Julian Fellowes’ long-in-the-works drama series The Gilded Age, originally set for the NBC broadcast network, has landed at HBO, with the premium cable network giving the project a 10-episode production commitment.

Sometimes described as a prequel to Fellowes’ global hit Downton Abbey and ordered by NBC nearly 18 months ago, the series is now set to be co-produced by HBO with NBC sister studio Universal Television, with Downton Abbey producer and Carnival Films executive chairman Gareth Neame serving as executive producer. Michael Engler, director of many Downton Abbey episodes as well as Carnival’s upcoming feature version, will direct and act as executive producer.

Set during North America’s late 19th century Gilded Age, the new series will follow Marian Brook, the orphaned daughter of a Southern general, who moves into the home of her rigidly conventional aunts in New York City. Accompanied by an African-American woman masquerading as her maid, Marian gets caught up in the lives of her rich neighbours.

HBO Programming president Casey Bloys commented: “Given the opulent scope and scale of this richly textured character drama, HBO is the perfect home for The Gilded Age. We’re all huge fans of Julian and I know I speak for Bob Greenblatt [newly appointed chairman of HBO parent WarnerMedia’s entertainment and direct-to-consumer operations] – who was involved in the development of this series while at Universal Television – when I say we’re thrilled to bring his undeniable genius to our viewers.”

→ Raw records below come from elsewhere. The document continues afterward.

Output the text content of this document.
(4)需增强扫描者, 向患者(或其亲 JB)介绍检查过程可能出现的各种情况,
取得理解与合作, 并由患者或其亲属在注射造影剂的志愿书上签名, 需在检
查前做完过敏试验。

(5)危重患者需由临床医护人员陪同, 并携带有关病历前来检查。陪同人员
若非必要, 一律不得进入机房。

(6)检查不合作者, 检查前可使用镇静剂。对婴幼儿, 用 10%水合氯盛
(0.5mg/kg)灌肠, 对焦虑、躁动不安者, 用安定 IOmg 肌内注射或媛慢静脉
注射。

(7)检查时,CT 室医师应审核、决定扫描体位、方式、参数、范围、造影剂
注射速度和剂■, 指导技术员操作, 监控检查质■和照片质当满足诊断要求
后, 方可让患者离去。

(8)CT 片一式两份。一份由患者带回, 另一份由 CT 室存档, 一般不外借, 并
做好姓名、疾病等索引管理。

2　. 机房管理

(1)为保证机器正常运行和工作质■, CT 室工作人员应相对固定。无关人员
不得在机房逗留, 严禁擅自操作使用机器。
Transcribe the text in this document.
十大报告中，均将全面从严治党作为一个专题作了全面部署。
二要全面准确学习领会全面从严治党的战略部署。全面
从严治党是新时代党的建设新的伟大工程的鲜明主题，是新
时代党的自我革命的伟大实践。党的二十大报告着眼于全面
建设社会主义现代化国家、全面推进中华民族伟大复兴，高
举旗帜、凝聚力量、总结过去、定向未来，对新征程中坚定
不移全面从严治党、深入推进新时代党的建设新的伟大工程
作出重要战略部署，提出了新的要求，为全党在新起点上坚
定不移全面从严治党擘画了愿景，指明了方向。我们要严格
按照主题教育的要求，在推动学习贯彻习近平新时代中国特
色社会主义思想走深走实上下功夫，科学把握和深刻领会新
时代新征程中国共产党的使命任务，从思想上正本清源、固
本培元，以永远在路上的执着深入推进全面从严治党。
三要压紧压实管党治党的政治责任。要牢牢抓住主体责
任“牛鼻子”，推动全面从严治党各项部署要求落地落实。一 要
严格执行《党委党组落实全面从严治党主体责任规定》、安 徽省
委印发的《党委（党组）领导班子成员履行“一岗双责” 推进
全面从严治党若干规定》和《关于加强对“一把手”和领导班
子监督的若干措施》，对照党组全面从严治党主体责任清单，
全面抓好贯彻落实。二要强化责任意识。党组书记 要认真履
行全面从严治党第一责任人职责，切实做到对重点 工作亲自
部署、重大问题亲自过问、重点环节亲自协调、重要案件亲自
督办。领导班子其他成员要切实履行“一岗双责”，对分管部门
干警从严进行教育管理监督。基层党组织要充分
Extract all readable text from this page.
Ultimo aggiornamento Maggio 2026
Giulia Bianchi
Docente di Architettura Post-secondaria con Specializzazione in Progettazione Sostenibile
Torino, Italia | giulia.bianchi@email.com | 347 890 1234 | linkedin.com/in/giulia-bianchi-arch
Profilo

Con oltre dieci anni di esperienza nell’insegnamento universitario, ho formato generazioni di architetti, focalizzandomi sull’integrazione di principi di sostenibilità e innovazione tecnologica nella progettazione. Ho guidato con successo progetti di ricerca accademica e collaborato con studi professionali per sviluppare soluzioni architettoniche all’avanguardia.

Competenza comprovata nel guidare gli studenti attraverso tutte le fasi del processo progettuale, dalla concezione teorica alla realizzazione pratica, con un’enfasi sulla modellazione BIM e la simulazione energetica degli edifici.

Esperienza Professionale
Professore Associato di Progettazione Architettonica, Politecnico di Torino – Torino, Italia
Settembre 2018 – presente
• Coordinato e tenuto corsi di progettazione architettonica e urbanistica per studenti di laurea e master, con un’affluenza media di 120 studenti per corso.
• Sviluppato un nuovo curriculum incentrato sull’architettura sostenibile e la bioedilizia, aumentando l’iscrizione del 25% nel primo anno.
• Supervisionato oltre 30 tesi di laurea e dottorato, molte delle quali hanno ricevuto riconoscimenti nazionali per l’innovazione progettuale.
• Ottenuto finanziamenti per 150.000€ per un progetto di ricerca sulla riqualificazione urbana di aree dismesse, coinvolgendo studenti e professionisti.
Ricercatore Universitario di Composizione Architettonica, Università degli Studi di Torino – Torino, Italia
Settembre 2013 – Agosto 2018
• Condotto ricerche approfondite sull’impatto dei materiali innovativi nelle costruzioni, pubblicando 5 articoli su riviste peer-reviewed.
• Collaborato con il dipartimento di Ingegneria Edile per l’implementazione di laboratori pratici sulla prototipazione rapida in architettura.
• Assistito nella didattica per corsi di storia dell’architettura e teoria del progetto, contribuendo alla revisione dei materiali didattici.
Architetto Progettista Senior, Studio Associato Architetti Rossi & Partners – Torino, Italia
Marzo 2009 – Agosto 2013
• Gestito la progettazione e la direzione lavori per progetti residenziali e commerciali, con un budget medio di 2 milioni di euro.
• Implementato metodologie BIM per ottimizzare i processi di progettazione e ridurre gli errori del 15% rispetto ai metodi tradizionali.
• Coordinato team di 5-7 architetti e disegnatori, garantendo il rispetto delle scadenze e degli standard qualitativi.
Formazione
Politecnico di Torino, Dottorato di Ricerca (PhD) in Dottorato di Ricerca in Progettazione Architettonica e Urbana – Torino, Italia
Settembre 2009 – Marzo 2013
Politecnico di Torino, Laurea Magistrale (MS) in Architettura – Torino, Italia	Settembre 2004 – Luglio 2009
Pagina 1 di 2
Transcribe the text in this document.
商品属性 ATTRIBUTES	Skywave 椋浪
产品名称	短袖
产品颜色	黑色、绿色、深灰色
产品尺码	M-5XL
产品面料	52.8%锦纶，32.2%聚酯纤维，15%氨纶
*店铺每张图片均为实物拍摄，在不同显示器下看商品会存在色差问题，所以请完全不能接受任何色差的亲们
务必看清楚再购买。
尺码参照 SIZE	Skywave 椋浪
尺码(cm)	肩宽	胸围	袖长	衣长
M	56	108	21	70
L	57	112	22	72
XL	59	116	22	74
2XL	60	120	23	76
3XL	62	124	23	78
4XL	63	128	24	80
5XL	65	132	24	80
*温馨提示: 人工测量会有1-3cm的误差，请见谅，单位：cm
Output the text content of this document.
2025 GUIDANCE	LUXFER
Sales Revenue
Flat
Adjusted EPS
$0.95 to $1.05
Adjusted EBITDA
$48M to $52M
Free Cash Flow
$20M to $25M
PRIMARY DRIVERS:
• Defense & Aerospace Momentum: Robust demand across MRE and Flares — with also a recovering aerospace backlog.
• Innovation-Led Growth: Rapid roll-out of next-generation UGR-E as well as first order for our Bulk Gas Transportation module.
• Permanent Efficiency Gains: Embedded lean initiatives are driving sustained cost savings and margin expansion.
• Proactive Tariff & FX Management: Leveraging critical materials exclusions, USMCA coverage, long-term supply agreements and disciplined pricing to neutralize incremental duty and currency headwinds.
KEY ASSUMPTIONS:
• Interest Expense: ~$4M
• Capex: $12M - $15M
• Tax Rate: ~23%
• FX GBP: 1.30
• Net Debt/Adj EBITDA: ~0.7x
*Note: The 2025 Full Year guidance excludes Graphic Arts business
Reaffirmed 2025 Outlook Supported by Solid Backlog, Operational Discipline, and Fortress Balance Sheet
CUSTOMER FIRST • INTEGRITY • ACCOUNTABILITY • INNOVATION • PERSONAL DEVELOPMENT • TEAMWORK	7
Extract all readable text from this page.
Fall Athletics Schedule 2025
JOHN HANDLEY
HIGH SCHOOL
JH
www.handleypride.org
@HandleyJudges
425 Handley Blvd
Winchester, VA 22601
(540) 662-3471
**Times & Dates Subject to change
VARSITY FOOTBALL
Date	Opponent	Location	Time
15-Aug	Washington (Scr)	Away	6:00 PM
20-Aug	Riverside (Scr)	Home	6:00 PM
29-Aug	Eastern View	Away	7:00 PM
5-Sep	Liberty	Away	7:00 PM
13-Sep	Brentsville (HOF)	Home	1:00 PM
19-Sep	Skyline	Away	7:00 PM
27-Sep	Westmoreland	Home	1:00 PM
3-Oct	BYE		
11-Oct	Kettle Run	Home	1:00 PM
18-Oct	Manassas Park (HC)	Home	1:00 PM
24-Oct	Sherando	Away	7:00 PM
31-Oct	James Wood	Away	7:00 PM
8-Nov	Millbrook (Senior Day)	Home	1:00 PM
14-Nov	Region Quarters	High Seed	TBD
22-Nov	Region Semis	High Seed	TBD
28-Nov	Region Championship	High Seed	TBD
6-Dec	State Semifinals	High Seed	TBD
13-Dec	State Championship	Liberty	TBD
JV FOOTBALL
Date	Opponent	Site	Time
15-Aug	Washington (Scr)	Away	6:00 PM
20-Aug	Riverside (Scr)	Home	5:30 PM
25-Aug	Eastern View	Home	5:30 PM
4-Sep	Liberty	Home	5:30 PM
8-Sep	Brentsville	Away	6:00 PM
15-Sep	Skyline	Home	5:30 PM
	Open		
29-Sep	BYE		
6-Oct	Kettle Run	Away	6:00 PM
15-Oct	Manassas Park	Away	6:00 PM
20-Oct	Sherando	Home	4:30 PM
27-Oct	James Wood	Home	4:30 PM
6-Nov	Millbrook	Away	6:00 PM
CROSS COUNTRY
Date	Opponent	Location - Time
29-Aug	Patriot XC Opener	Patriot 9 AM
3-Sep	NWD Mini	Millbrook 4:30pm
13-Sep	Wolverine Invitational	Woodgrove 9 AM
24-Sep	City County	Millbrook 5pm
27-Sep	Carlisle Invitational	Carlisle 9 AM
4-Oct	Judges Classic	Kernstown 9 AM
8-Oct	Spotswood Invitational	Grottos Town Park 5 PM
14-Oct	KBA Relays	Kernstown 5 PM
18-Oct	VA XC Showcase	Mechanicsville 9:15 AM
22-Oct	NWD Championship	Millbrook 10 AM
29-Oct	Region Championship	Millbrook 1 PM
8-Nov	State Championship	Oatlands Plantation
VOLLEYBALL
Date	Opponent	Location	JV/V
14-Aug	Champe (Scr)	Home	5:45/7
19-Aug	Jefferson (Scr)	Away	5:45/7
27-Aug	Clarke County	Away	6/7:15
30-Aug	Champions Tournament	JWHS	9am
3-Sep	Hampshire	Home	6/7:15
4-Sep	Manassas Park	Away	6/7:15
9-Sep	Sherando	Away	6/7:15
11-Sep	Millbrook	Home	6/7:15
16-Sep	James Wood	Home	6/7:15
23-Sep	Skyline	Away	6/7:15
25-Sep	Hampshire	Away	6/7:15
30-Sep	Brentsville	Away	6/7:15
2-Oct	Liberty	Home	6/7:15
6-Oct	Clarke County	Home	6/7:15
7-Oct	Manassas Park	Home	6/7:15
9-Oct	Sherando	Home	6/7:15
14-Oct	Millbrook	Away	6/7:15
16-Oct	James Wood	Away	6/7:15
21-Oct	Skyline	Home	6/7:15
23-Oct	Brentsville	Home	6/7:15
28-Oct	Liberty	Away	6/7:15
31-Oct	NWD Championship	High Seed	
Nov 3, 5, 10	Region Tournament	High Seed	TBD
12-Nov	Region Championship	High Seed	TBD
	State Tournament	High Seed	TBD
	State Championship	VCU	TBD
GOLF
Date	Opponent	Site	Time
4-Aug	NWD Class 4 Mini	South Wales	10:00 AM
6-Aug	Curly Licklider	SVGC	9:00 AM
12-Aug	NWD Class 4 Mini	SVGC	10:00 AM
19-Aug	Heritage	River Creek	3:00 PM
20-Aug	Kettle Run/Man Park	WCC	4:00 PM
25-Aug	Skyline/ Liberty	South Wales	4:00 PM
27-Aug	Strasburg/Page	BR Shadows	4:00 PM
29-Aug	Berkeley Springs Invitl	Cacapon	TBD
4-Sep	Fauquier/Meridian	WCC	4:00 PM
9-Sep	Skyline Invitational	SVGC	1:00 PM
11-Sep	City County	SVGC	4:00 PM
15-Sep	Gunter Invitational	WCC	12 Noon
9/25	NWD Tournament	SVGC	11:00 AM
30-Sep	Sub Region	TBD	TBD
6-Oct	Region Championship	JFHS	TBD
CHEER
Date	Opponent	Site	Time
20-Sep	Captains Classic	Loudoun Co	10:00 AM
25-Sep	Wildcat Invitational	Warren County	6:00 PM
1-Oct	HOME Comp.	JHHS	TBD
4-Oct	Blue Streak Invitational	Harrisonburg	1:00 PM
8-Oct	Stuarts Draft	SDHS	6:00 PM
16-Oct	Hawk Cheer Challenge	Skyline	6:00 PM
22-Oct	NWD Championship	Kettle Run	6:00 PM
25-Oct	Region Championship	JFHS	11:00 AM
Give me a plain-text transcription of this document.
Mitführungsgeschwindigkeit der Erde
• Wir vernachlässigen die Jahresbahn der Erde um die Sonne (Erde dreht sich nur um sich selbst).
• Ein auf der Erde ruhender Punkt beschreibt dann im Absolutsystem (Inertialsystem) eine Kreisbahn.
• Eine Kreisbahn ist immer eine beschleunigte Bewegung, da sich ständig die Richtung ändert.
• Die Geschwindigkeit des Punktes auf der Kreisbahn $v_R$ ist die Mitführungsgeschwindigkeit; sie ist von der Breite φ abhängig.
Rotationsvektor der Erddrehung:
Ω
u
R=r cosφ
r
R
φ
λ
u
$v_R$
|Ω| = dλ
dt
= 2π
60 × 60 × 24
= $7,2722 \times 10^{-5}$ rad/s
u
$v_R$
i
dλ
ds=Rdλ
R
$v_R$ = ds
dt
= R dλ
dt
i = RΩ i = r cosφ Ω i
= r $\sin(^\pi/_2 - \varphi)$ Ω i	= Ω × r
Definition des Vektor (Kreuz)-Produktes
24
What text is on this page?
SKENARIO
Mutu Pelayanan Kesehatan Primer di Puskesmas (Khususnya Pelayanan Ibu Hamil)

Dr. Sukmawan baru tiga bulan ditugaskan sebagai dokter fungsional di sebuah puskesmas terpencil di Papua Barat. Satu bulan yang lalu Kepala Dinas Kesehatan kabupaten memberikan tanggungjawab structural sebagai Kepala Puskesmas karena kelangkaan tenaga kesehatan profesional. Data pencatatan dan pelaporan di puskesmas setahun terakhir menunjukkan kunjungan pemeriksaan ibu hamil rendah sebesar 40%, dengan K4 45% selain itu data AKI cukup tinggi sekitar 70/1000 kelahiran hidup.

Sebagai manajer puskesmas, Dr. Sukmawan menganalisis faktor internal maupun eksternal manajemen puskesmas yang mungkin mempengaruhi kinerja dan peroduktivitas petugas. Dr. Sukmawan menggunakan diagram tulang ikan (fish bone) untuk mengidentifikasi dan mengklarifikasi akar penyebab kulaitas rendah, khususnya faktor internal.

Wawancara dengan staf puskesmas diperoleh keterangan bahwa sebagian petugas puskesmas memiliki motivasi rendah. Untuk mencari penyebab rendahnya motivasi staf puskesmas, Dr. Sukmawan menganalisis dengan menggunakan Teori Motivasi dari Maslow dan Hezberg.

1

Fellowes added: “I feel very privileged to be making The Gilded Age with HBO and Universal Television. It has been a dream of mine for some time, as I am fascinated by this brutal and intensely glamorous period of America’s history. It will be about ambition, of course, and envy and hatred and, perhaps most of all, about love. I hope people will enjoy the series. I know I will enjoy making it.”

Neame said: “I’m thrilled that HBO and Universal Television will be bringing The Gilded Age to life. This is a compelling part of the American story and has remarkable parallels with the world we live in as these people set many of the wheels in motion that drive us today.”